La Cour Constitutionnelle a admis les poursuites contre deux lois économiques urgentes de Daniel Noboa

La Cour constitutionnelle de l'Équateur a admis avoir traité deux procès d'inconstitutionnalité intentés contre des lois approuvées par l'Assemblée nationale sur la base de projets qualifiés d'urgents en matière économique par le président Daniel Noboa. Il s'agit des affaires 118-25-IN, relatives à la Loi Organique de Transparence Sociale, et 160-25-IN, concernant la Loi de Renforcement et de Durabilité du Crédit, toutes deux publiées en 2025 et transmises par l'Exécutif selon la procédure abrégée prévue par la Constitution.

Dans l'affaire 118-25-IN, la Chambre d'Admission a pris connaissance le 4 février 2026 et a décidé d'admettre l'action publique d'inconstitutionnalité en raison de la forme contre la Loi Organique de Transparence Sociale. Le plaignant soutient que la loi viole le principe d'unité de la matière en incluant des dispositions de réforme dans les domaines fiscal et minier qui, à son avis, ne sont pas liées à l'objet principal de la loi. Dans son procès, il affirme que l'intégration des réformes sur les dividendes, les bénéfices non distribués et les phases d'exploration minière aurait dépassé l'axe thématique du projet initial, affectant les articles 82, 136, 137 et 424 de la Constitution.

Le tribunal d'admission a estimé que les accusations présentées respectent les exigences formelles et argumentatives prévues par la Loi Organique de Garanties Juridictionnelles et de Contrôle Constitutionnel (LOGJCC), notamment en ce qui concerne la clarté et la pertinence des arguments relatifs à la prétendue violation constitutionnelle.

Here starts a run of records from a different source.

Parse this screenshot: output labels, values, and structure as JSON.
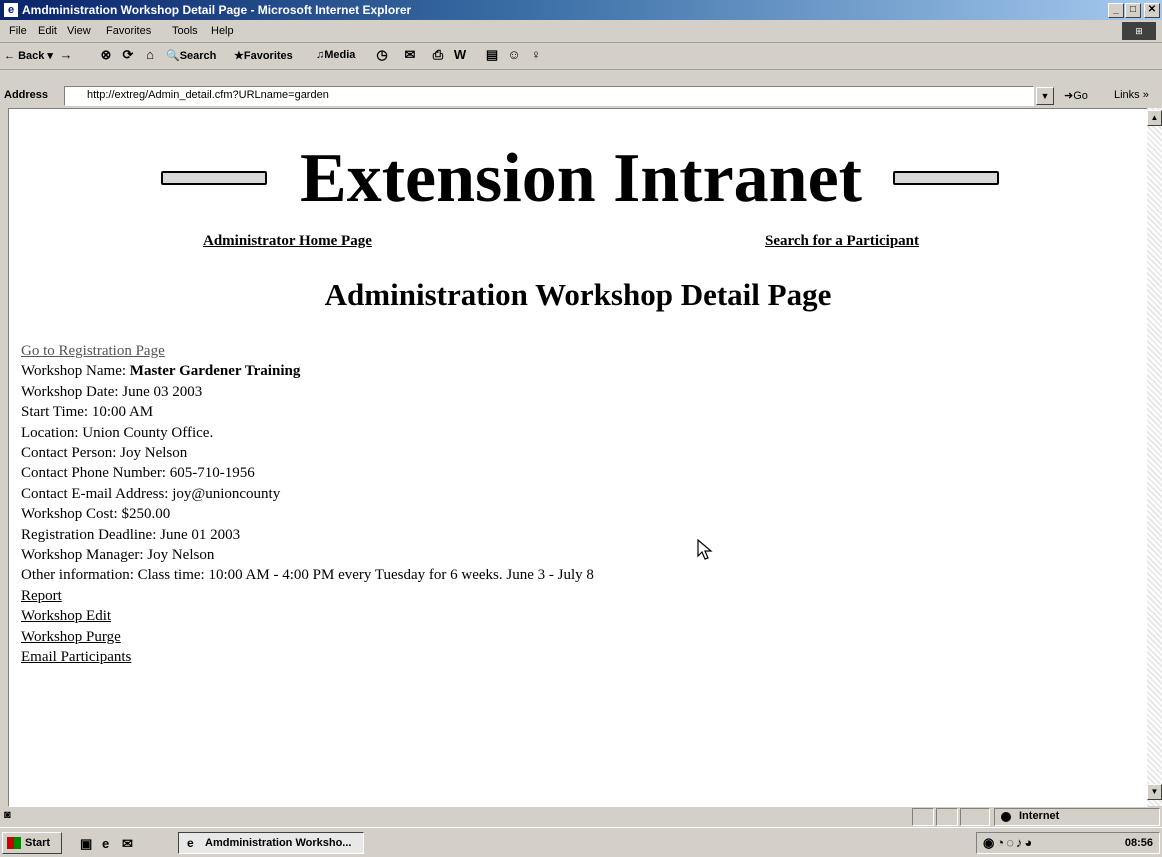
{
  "window": {
    "title": "Amdministration Workshop Detail Page - Microsoft Internet Explorer",
    "controls": {
      "minimize": "_",
      "maximize": "□",
      "close": "✕"
    }
  },
  "menu": [
    "File",
    "Edit",
    "View",
    "Favorites",
    "Tools",
    "Help"
  ],
  "toolbar": {
    "back": "Back",
    "search": "Search",
    "favorites": "Favorites",
    "media": "Media"
  },
  "address": {
    "label": "Address",
    "url": "http://extreg/Admin_detail.cfm?URLname=garden",
    "go": "Go",
    "links": "Links"
  },
  "page": {
    "banner": "Extension Intranet",
    "admin_home_link": "Administrator Home Page",
    "search_link": "Search for a Participant",
    "heading": "Administration Workshop Detail Page",
    "registration_link": "Go to Registration Page",
    "fields": {
      "workshop_name_label": "Workshop Name: ",
      "workshop_name_value": "Master Gardener Training",
      "workshop_date": "Workshop Date: June 03 2003",
      "start_time": "Start Time: 10:00 AM",
      "location": "Location: Union County Office.",
      "contact_person": "Contact Person: Joy Nelson",
      "contact_phone": "Contact Phone Number: 605-710-1956",
      "contact_email": "Contact E-mail Address: joy@unioncounty",
      "workshop_cost": "Workshop Cost: $250.00",
      "registration_deadline": "Registration Deadline: June 01 2003",
      "workshop_manager": "Workshop Manager: Joy Nelson",
      "other_information": "Other information: Class time: 10:00 AM - 4:00 PM every Tuesday for 6 weeks. June 3 - July 8"
    },
    "actions": {
      "report": "Report",
      "workshop_edit": "Workshop Edit",
      "workshop_purge": "Workshop Purge",
      "email_participants": "Email Participants"
    }
  },
  "status": {
    "zone": "Internet"
  },
  "taskbar": {
    "start": "Start",
    "task": "Amdministration Worksho...",
    "clock": "08:56"
  }
}
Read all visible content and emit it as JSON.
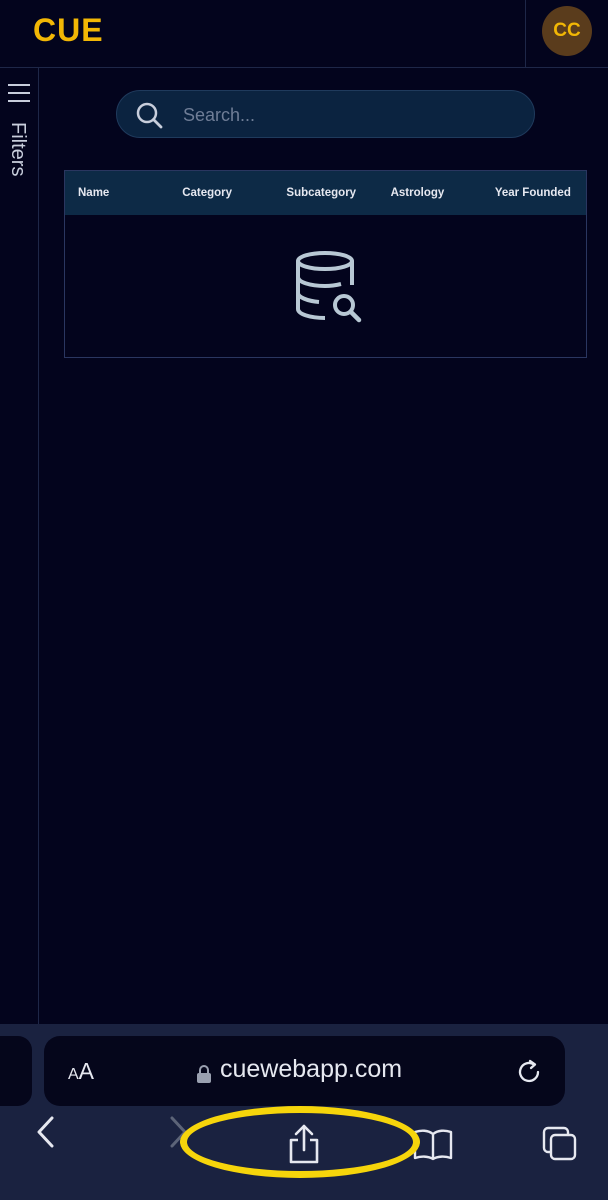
{
  "header": {
    "logo_text": "CUE",
    "avatar_initials": "CC"
  },
  "sidebar": {
    "filters_label": "Filters"
  },
  "search": {
    "placeholder": "Search..."
  },
  "table": {
    "columns": [
      "Name",
      "Category",
      "Subcategory",
      "Astrology",
      "Year Founded"
    ],
    "rows": [],
    "empty_icon": "database-search-icon"
  },
  "browser": {
    "text_size_label_small": "A",
    "text_size_label_big": "A",
    "url": "cuewebapp.com"
  },
  "colors": {
    "accent": "#f2b705",
    "background": "#03041d",
    "table_header": "#0d2a46",
    "highlight": "#f6d50b"
  }
}
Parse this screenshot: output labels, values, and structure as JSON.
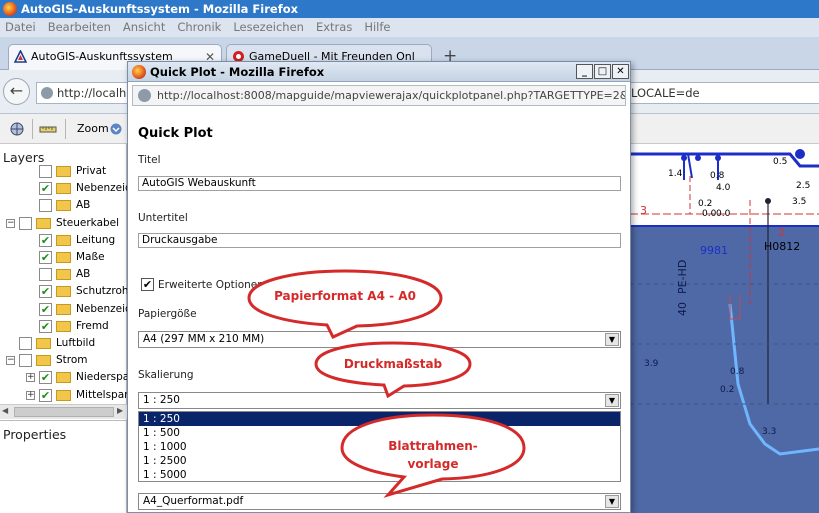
{
  "window": {
    "title": "AutoGIS-Auskunftssystem - Mozilla Firefox"
  },
  "menu": [
    "Datei",
    "Bearbeiten",
    "Ansicht",
    "Chronik",
    "Lesezeichen",
    "Extras",
    "Hilfe"
  ],
  "tabs": [
    {
      "label": "AutoGIS-Auskunftssystem",
      "active": true
    },
    {
      "label": "GameDuell - Mit Freunden Onl",
      "active": false
    }
  ],
  "newtab": "+",
  "address": {
    "visible": "http://localhost",
    "tail": "LOCALE=de"
  },
  "toolbar": {
    "zoom_label": "Zoom"
  },
  "layers": {
    "header": "Layers",
    "items": [
      {
        "label": "Privat",
        "checked": false,
        "indent": 2
      },
      {
        "label": "Nebenzeic",
        "checked": true,
        "indent": 2
      },
      {
        "label": "AB",
        "checked": false,
        "indent": 2
      },
      {
        "label": "Steuerkabel",
        "checked": false,
        "indent": 1,
        "expander": "−"
      },
      {
        "label": "Leitung",
        "checked": true,
        "indent": 2
      },
      {
        "label": "Maße",
        "checked": true,
        "indent": 2
      },
      {
        "label": "AB",
        "checked": false,
        "indent": 2
      },
      {
        "label": "Schutzroh",
        "checked": true,
        "indent": 2
      },
      {
        "label": "Nebenzeic",
        "checked": true,
        "indent": 2
      },
      {
        "label": "Fremd",
        "checked": true,
        "indent": 2
      },
      {
        "label": "Luftbild",
        "checked": false,
        "indent": 1
      },
      {
        "label": "Strom",
        "checked": false,
        "indent": 1,
        "expander": "−"
      },
      {
        "label": "Niederspa",
        "checked": true,
        "indent": 2,
        "expander": "+"
      },
      {
        "label": "Mittelspar",
        "checked": true,
        "indent": 2,
        "expander": "+"
      }
    ]
  },
  "properties": {
    "header": "Properties"
  },
  "dialog": {
    "title": "Quick Plot - Mozilla Firefox",
    "url": "http://localhost:8008/mapguide/mapviewerajax/quickplotpanel.php?TARGETTYPE=2&WIDTH=4",
    "heading": "Quick Plot",
    "title_label": "Titel",
    "title_value": "AutoGIS Webauskunft",
    "subtitle_label": "Untertitel",
    "subtitle_value": "Druckausgabe",
    "advanced_label": "Erweiterte Optionen",
    "advanced_checked": true,
    "paper_label": "Papiergöße",
    "paper_value": "A4 (297 MM x 210 MM)",
    "scale_label": "Skalierung",
    "scale_value": "1 : 250",
    "scale_options": [
      "1 : 250",
      "1 : 500",
      "1 : 1000",
      "1 : 2500",
      "1 : 5000"
    ],
    "template_value": "A4_Querformat.pdf"
  },
  "annotations": {
    "paper": "Papierformat A4 - A0",
    "scale": "Druckmaßstab",
    "frame_line1": "Blattrahmen-",
    "frame_line2": "vorlage"
  },
  "map_labels": {
    "n05": "0.5",
    "n14": "1.4",
    "n08": "0.8",
    "n40": "4.0",
    "n00a": "0.0",
    "n00b": "0.0",
    "n02": "0.2",
    "n25": "2.5",
    "n35": "3.5",
    "n3": "3",
    "n2": "2",
    "h0812": "H0812",
    "n9981": "9981",
    "n40b": "40",
    "pehd": "PE-HD",
    "n39": "3.9",
    "n08b": "0.8",
    "n02b": "0.2",
    "n33": "3.3"
  },
  "colors": {
    "map_blue": "#1b2fc8",
    "map_area": "#4f69a6",
    "annotation_red": "#d42a2a",
    "selection": "#0a246a"
  }
}
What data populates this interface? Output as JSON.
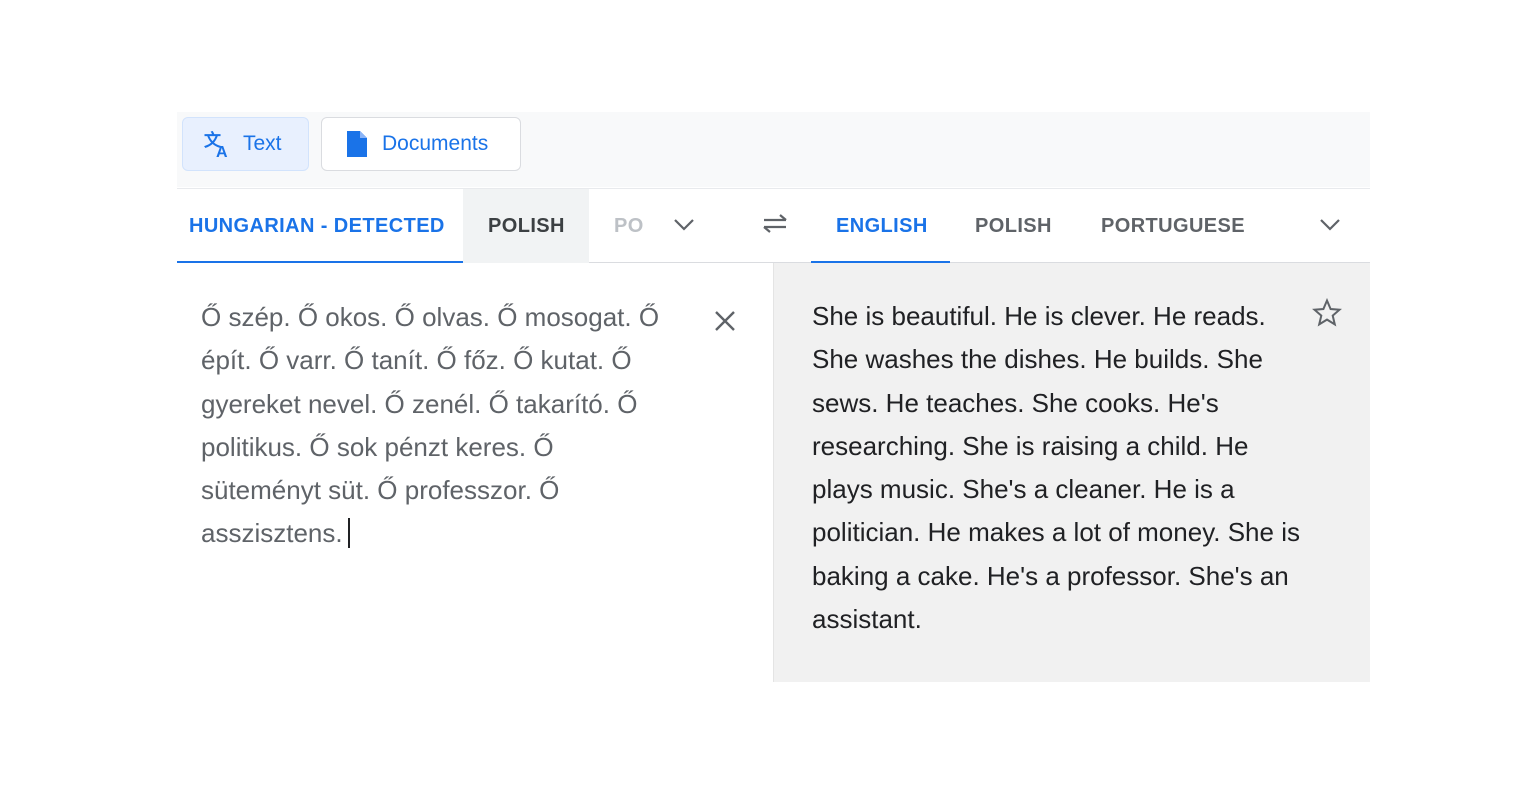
{
  "modes": {
    "text_label": "Text",
    "documents_label": "Documents",
    "accent_color": "#1a73e8"
  },
  "source_languages": {
    "tabs": [
      {
        "label": "HUNGARIAN - DETECTED",
        "selected": true
      },
      {
        "label": "POLISH",
        "selected": false
      },
      {
        "label": "PO",
        "selected": false
      }
    ],
    "more_icon": "chevron-down-icon"
  },
  "swap_icon": "swap-languages-icon",
  "target_languages": {
    "tabs": [
      {
        "label": "ENGLISH",
        "selected": true
      },
      {
        "label": "POLISH",
        "selected": false
      },
      {
        "label": "PORTUGUESE",
        "selected": false
      }
    ],
    "more_icon": "chevron-down-icon"
  },
  "source": {
    "text": "Ő szép. Ő okos. Ő olvas. Ő mosogat. Ő épít. Ő varr. Ő tanít. Ő főz. Ő kutat. Ő gyereket nevel. Ő zenél. Ő takarító. Ő politikus. Ő sok pénzt keres. Ő süteményt süt. Ő professzor. Ő asszisztens.",
    "clear_icon": "close-icon"
  },
  "translation": {
    "text": "She is beautiful. He is clever. He reads. She washes the dishes. He builds. She sews. He teaches. She cooks. He's researching. She is raising a child. He plays music. She's a cleaner. He is a politician. He makes a lot of money. She is baking a cake. He's a professor. She's an assistant.",
    "save_icon": "star-icon"
  }
}
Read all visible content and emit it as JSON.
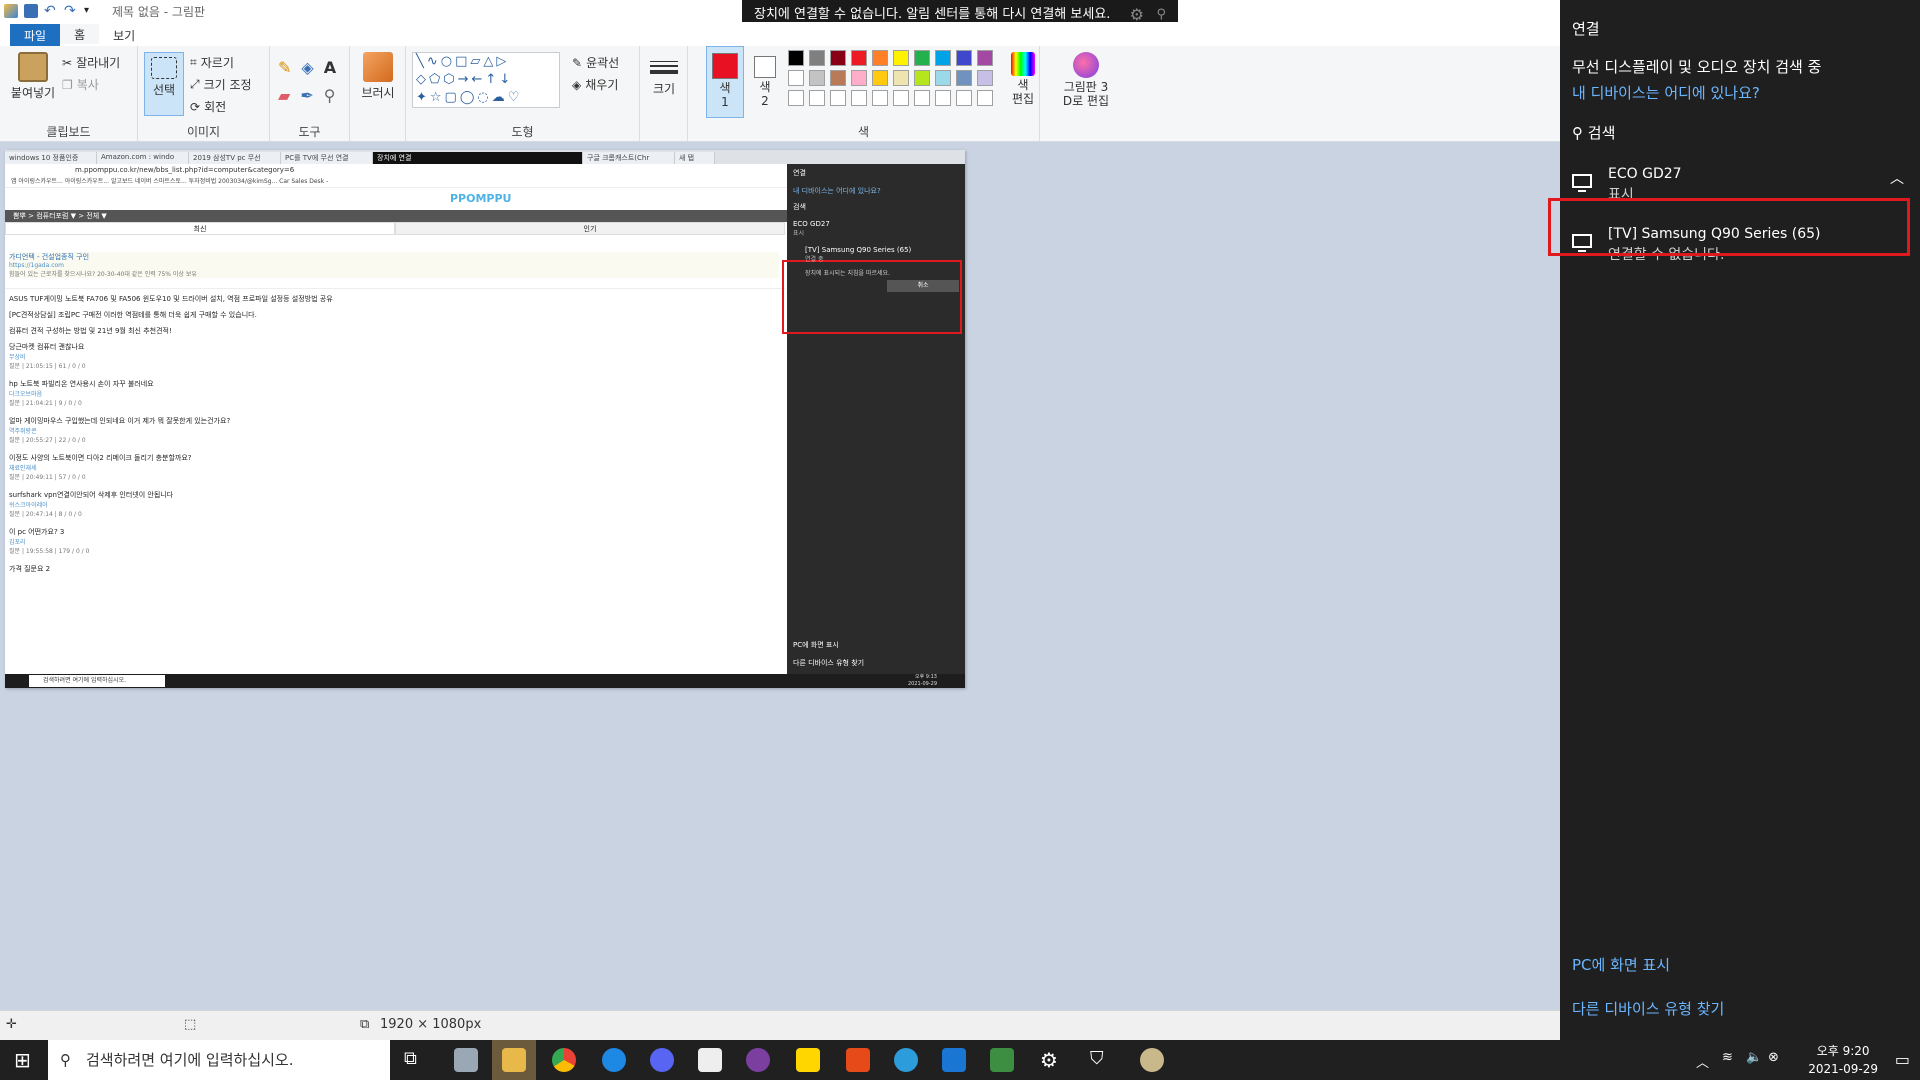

En conséquence, il a ordonné le transfert à la Présidence de la République, à l'Assemblée Nationale et au Parquet Général de l'État afin que, dans un délai de quinze jours, ils puissent intervenir pour défendre ou contester la constitutionnalité de la norme.

Plusieurs ONG ont présenté les actions

Pour sa part, dans le cas 160-25-IN, le Tribunal a admis avoir instruit l'action publique d'inconstitutionnalité présentée par la Fondation Consultative Régionale des Droits de l'Homme (INREDH) contre des dispositions spécifiques de la Loi de Renforcement et de Durabilité du Crédit. Le procès est dirigé, sur le fond, contre les réformes introduites dans la loi de la Banque de l'Institut équatorien de sécurité sociale (BIESS) et dans la loi de sécurité sociale.

Parmi les points remis en question figurent les dispositions qui permettent à BIESS de réaliser des opérations de pension, de gérer des prêts auprès d'entités financières nationales ou étrangères et de nantir une partie de son portefeuille d'investissement, ainsi que la possibilité de vendre le portefeuille en souffrance. La plaignante soutient que ces mesures pourraient affecter l'intangibilité des fonds et réserves de la sécurité sociale, protégés par l'article 372 de la Constitution, et compromettre le droit à la sécurité sociale reconnu à l'article 34. De même, elle conteste la réforme qui modifie le mécanisme de nomination du représentant de la fonction exécutive au Conseil d'administration de l'IESS et la règle qui attribue à l'IESS elle-même la détermination du budget pour le processus électoral de ses représentants.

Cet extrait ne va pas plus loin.